Auriane Guilbaud : Lors de chaque épidémie, qui plus est lorsque celle-ci est d’ampleur mondiale et touche les pays développés, l’Organisation Mondiale de la Santé (OMS) se retrouve sous les feux des projecteurs, ce qui est logique. En effet, l’une des missions les plus importantes de l’OMS porte sur la surveillance des maladies infectieuses et la coordination de la réponse internationale en cas d’épidémie. Son action lors de ces épisodes est scrutée attentivement, et par conséquent très souvent critiquée, alors même qu’elle est généralement oubliée le reste du temps.

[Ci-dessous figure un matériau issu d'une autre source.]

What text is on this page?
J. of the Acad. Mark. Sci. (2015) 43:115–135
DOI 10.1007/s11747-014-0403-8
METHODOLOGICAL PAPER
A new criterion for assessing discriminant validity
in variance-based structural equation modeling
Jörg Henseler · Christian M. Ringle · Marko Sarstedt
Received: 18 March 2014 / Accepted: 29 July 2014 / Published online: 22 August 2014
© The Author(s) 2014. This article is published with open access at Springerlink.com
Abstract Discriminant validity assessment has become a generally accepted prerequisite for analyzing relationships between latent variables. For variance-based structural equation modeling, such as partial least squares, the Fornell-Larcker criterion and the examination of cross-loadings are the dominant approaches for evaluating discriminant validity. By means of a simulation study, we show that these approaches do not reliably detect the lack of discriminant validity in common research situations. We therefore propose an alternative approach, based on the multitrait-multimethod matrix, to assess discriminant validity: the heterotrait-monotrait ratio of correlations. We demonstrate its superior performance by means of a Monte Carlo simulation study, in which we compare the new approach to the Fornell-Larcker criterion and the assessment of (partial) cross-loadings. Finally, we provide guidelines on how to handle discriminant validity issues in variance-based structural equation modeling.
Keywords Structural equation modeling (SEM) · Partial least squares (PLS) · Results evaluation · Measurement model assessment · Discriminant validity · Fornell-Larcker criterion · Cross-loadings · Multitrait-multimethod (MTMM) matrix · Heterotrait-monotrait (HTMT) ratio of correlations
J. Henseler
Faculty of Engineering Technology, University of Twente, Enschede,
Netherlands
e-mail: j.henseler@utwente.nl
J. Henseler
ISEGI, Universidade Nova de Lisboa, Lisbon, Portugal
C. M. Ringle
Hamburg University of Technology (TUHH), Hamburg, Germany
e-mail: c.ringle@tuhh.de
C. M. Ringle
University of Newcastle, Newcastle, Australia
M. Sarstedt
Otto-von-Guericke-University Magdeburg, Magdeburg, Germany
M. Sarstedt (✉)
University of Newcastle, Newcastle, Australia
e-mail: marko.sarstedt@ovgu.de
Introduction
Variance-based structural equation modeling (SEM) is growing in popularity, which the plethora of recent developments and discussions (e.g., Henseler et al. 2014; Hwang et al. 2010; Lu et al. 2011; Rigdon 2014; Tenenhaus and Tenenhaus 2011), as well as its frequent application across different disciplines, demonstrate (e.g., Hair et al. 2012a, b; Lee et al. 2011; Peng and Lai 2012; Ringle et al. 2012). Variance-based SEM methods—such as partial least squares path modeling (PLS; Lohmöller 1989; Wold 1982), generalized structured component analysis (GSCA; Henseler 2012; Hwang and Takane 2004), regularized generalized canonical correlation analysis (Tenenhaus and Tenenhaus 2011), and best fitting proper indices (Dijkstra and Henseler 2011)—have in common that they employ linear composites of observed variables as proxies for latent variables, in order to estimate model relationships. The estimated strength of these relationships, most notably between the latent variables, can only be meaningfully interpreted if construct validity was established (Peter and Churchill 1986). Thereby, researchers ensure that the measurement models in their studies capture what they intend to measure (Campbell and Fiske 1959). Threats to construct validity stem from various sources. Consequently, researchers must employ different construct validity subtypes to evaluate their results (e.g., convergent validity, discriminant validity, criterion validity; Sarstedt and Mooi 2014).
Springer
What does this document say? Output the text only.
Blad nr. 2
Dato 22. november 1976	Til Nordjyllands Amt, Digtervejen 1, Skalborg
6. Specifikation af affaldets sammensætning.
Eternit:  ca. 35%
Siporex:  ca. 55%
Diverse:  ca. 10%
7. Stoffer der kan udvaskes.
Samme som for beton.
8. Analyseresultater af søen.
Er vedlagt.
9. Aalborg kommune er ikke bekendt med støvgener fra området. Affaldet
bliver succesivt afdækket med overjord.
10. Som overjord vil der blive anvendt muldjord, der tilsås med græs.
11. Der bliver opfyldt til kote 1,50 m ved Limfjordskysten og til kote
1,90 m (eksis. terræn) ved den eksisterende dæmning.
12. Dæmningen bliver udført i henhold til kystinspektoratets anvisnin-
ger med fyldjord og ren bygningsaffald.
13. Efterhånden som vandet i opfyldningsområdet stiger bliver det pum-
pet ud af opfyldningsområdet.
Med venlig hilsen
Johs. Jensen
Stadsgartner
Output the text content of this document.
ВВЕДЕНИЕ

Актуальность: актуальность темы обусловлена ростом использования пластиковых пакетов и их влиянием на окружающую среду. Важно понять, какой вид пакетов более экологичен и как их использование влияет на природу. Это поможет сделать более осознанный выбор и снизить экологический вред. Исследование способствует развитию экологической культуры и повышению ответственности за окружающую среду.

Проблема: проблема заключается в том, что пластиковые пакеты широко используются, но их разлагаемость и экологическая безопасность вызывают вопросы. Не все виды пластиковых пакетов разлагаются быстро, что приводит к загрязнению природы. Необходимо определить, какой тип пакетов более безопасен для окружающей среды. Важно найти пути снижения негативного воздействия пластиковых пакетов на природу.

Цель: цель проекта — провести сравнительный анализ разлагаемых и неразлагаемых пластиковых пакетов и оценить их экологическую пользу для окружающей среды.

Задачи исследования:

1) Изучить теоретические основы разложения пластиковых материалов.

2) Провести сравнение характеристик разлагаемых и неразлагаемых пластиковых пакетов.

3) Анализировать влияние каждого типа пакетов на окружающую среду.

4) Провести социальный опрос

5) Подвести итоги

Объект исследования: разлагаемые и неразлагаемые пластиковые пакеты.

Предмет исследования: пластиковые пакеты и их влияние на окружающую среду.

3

En 1996, l’OMS avait perdu la coordination internationale de la réponse à la pandémie de Vih/Sida, alors confiée à une organisation dédiée, l’ONUSIDA, jugée mieux à même d’apporter la réponse multisectorielle (incluant les aspects économiques, de droits de l’homme, de genre, etc.) nécessaire. En 2003, l’OMS avait été critiquée pour avoir tardé à prouver qu’une épidémie de SRAS (syndrome respiratoire aigu sévère) était en cours, en raison de la dissimulation des autorités chinoises des premiers cas (une alerte internationale ne fut lancée qu’en mars 2003, alors que des rumeurs sur les premiers malades avaient été repérées dès novembre 2002). Dans le cas du H1N1 en 2009, il avait été reproché à l’OMS d’avoir déclaré une pandémie de grippe H1N1 trop rapidement, provoquant l’achat par les États de millions de doses de vaccins finalement inutiles, le virus s’étant avéré peu virulent. En 2014, lors de l’épidémie d’Ebola en Afrique de l’Ouest, l’OMS fut à l’inverse accusée d’avoir déclaré une situation d’urgence internationale trop tardivement, en août, reconnaissant que le nombre de cas avait jusqu’alors été largement sous-estimé (sachant que Médecins Sans Frontières alertait sur la gravité de la situation dès le printemps 2014).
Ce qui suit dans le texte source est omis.